Live-Blogging His Dark Materials, Part IV: Lyra's Oxford

Last night I read Lyra's Oxford, the short sequel to His Dark Materials and the prequel to The Book of Dust.

Pullman describes it as a story that, while it was being written, collected to it scraps of paper which "might be connected with the story, or they might not; they might be connected to stories that haven’t appeared yet." He states that these papers floated through doors from world to world, blown by winds, until they collected here, in his book.

I suppose these papers did their floatings before the doors between the worlds were closed.

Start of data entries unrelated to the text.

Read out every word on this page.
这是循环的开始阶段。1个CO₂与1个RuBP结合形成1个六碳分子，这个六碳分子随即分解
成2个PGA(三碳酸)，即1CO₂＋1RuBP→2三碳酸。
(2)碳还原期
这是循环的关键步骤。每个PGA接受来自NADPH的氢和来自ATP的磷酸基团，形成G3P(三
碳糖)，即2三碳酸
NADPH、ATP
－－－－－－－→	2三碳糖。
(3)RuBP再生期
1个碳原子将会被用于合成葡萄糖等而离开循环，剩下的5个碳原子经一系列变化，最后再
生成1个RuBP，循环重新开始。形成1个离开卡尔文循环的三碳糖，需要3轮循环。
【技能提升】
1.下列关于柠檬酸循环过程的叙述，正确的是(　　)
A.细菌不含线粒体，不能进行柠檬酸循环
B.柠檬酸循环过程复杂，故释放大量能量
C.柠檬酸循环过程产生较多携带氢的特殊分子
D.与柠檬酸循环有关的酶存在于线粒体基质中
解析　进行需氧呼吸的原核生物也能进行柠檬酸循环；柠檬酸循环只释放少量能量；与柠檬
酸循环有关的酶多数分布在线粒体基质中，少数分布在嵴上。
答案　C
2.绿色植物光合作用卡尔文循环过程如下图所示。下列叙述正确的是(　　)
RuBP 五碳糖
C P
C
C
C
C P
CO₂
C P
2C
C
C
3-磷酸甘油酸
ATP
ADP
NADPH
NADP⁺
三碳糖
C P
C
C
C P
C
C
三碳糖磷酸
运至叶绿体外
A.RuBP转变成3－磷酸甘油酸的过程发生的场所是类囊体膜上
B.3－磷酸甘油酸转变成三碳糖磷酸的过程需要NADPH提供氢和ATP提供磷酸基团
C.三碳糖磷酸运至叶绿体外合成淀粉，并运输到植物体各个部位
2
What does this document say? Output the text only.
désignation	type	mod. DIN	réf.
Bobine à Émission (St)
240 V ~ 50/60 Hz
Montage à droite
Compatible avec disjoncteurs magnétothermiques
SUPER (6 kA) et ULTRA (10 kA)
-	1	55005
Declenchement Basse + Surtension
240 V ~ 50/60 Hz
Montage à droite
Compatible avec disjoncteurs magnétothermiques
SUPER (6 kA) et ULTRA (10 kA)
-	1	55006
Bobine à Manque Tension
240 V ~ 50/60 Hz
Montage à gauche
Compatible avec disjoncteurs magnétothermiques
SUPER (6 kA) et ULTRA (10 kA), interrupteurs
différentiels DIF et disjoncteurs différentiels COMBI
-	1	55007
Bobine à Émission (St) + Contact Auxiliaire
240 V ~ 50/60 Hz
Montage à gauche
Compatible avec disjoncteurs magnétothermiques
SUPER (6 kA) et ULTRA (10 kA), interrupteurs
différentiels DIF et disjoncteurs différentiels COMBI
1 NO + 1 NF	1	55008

The story itself is short and not particularly memorable; it's kind of like a MOTW where Lyra is chased by a witch who is trying to kill her (because the witch's son died fighting for Lord Asriel and we know that witches kinda get venegancy when people they love disappear), and meets an alchemist who isn't actually an alchemist -- he's using it as a cover so that people will think he's crazy and ignore the actual scientific work he's doing in his basement. We don't find out what that work is, although my money's on "meth lab." *__^

One of the most interesting things in the book, however, comes in one of Pullman's "scraps of paper" (these are actual pieces of paper kept separately within the book's pages, Jolly Postman-style). It's a list of books written by Jordan Scholars, one of which is titled With Gun and Rod in the Hindu Bush, by Captain R. T. G. Collins.

So. Let's theorize here. Was the Authority also the Hindu Authority? (And would that be Vishnu, Brahma, or Shiva?) If the Authority wasn't the Hindu Authority, then did their faith remain unchanged? Do the Angels hang around the Hindu Bush, or do they leave those crazy people alone? Do they try to convert them?

I guess I was assuming that Lyra's world was an entirely Christian world, as that was what Pullman had set up for us previously. Even Will, who comes from our world, doesn't mention anything about people from other religions. It would have been interesting if he had said something to Lyra along the lines of "in my world, not everyone believes in Adam and Eve and the Church's God." But... Pullman seemed to want to limit his book to a critique on the Christian church only.

So, to my readers: does knowing that Lyra's world contains people who don't belong to the Church or the Authority change Pullman's atheist message and philosophies? If so, how?